Here's what I mean. Weekend Edition Sunday had a story a few months ago on a Pew Research Center study that categorized states as either "sticky" or "magnetic." Magnetic states attract people from other regions, while sticky states hang on to their natives. Texas is apparently stickier than scotch tape, with 76 percent of people born here never moving away.
I think you can take the sticky/magnet analysis still further, to cities. Austin, where I lived for seven years, is powerfully magnetic. Residents flock there from every state of the union and every nation of the globe, so the city is dominated by newcomers. In all my time, I knew two people who grew up in the city.
Fort Worth, however, keeps its natives stuck like glue. When I moved back after ten years away, I encountered many people who had either returned like me or never bothered to leave in the first place.
The result is a sense of tradition Austinites would find bewildering. I have friends taking their daughters to the same dance academies where they learned to pli and pirouette, while the Science and History Museum School is on its third generation. Every year well, every year but this one my son gets his face painted at Mayfest just like I did, and in Fort Worth no one thinks that's remarkable.

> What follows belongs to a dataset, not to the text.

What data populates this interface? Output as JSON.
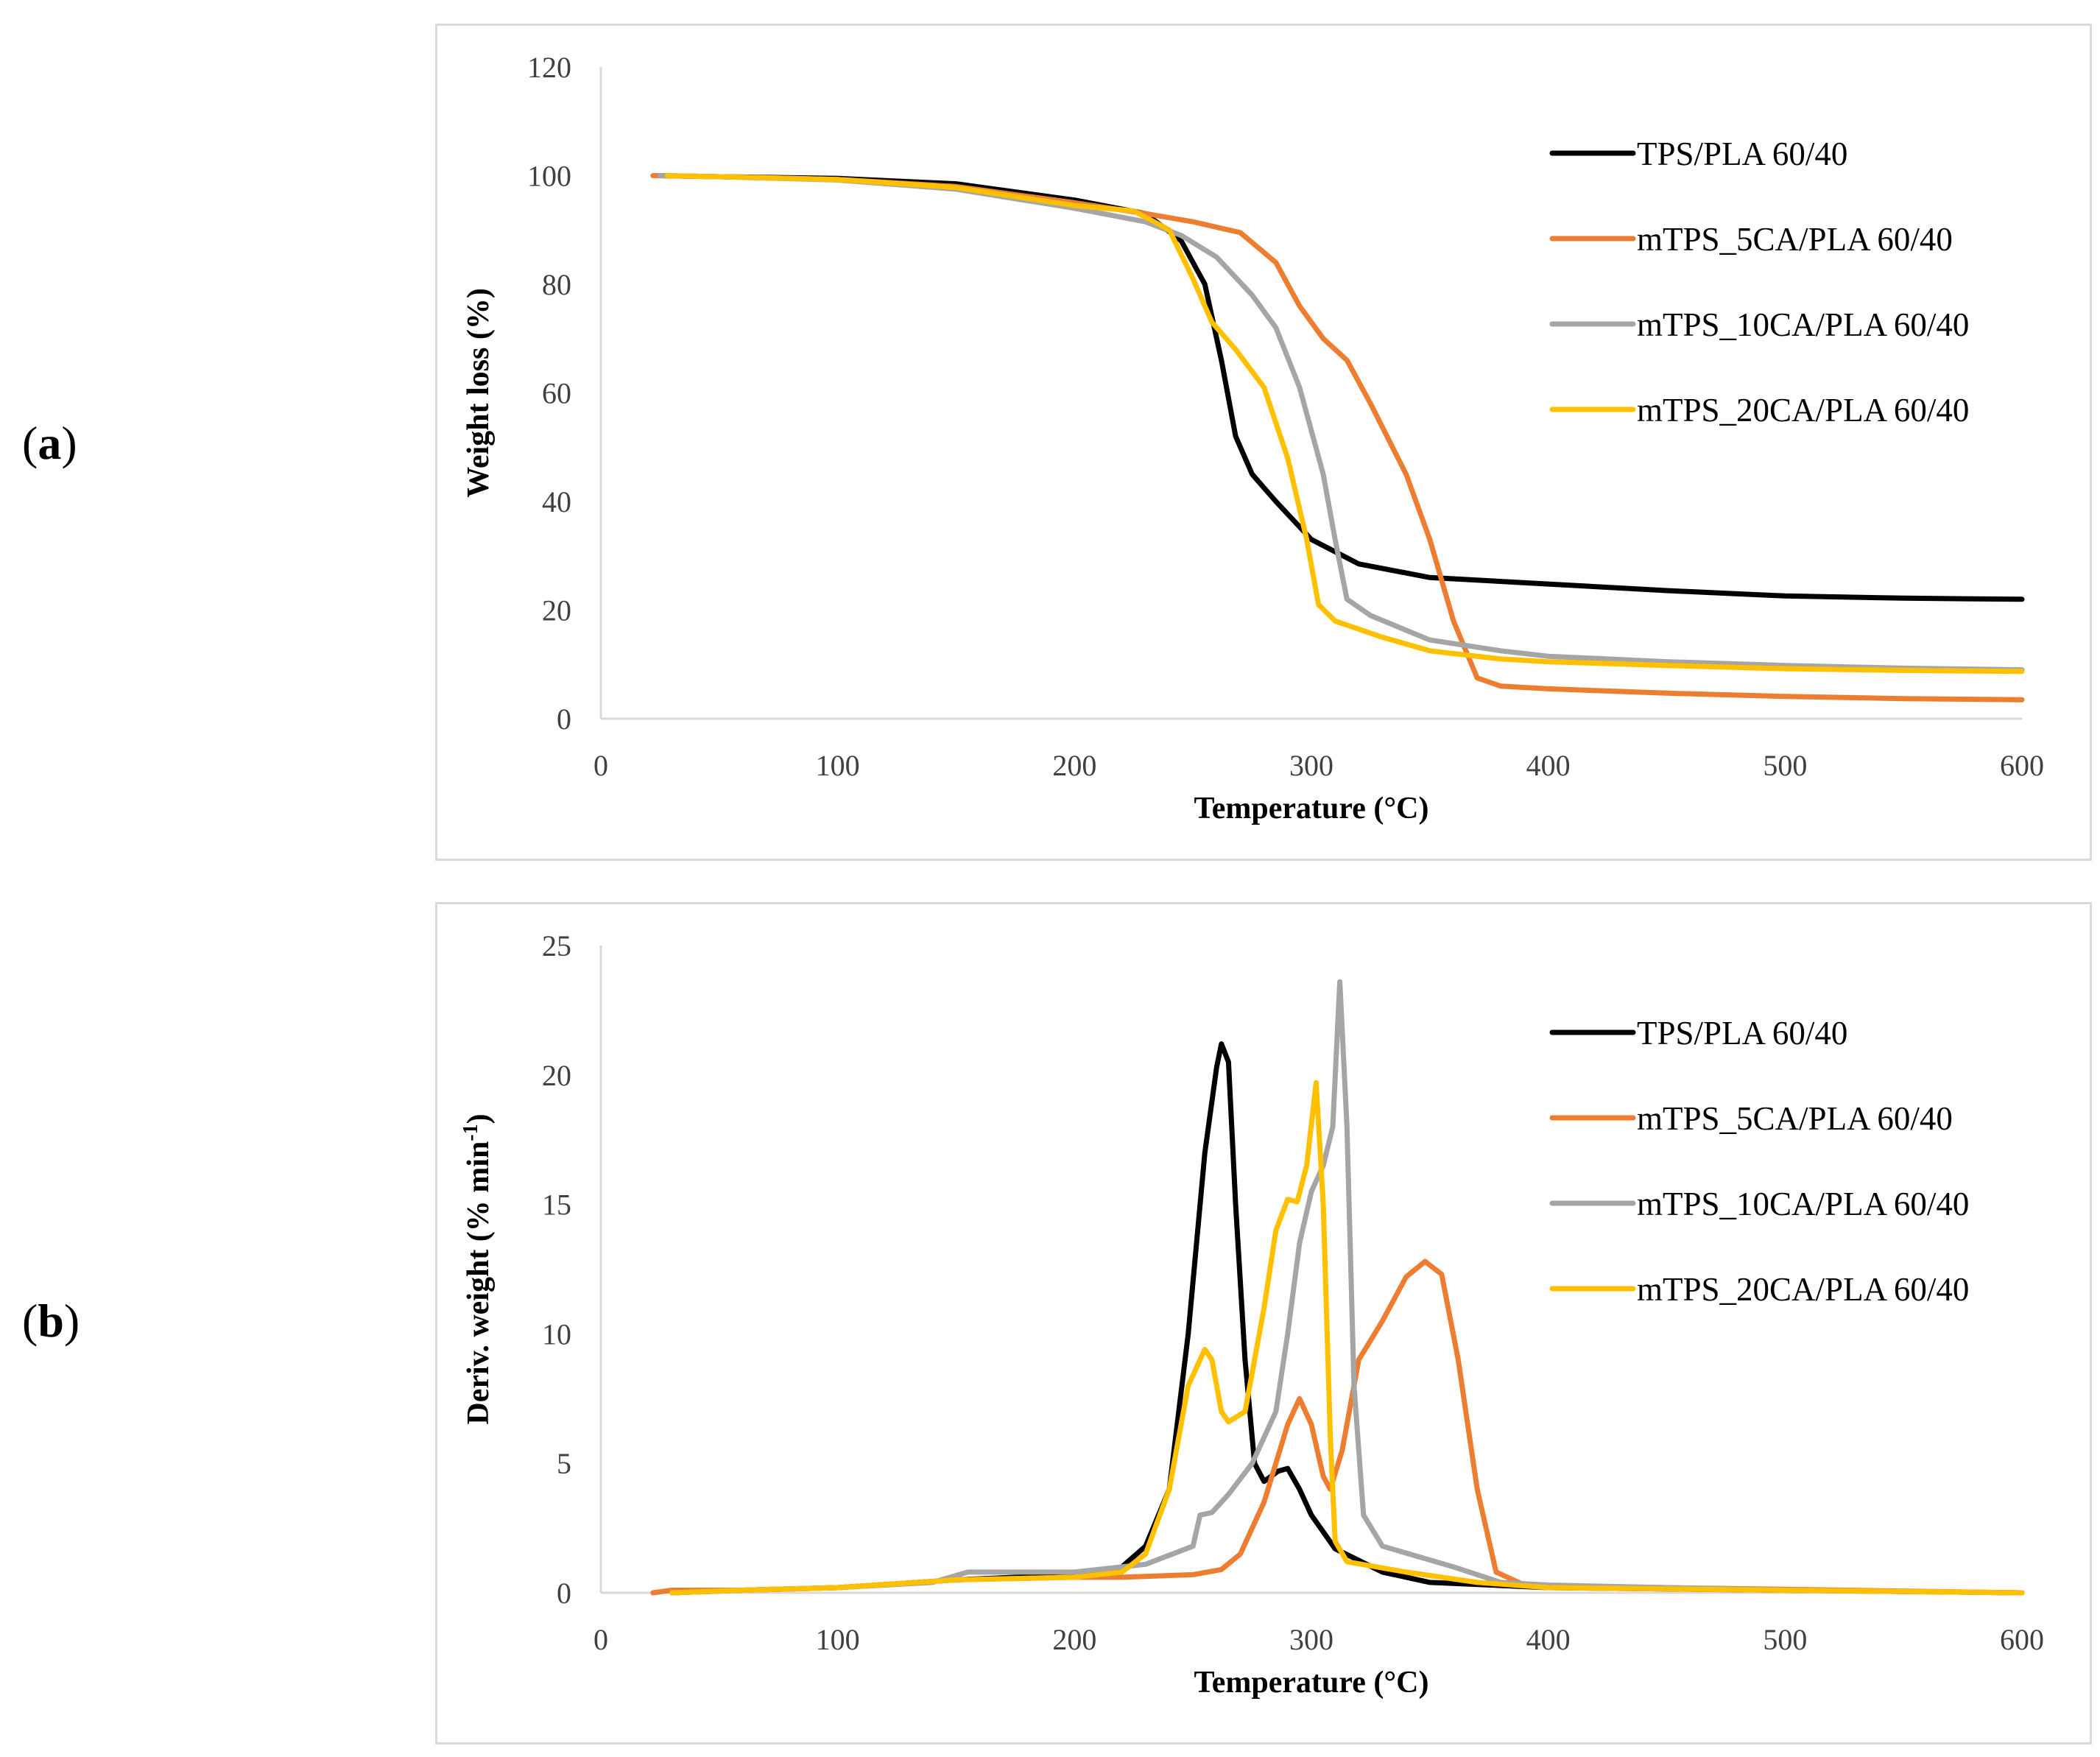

Even when things change, Cow-townians remember how they used to be. The late, great Molly Ivins once said Fort Worth is the kind of place where you give directions such as "turn left where the green water tower used to be," since this is the kind of town where everyone knows where the green water tower used to be. It makes total sense in Fort Worth to take your kids to ride the Zoo Train, although the train hasn't been affiliated with the Zoo for decades. Making plans for the Main Street Arts Festival, I arranged to meet my mother in front of the Blackstone, although the hotel has officially been a Courtyard by Marriott since 1999. People will sometimes say they went shopping at Montgomery Wards, although that venerable institution closed more than a decade ago and the actual shopping was done at Target.
The Pew study said sticky places possess "strong traditional cultures or distinctive kinds of features that make people want to stay." Fort Worth's distinctive features aren't dramatic breakfast at the Paris Coffee Shop, feeding the ducks at Trinity Park, the familiar bumpety-bump of driving on the red bricks of Camp Bowie. But they are supremely appealing and, more than anything, they are home.
Meanwhile, I learned the other day that the mother of a friend went to prom with my uncle, once again proving Fort Worth is a small and very sticky world.
Elizabeth Lunday is a freelance journalist from Fort Worth.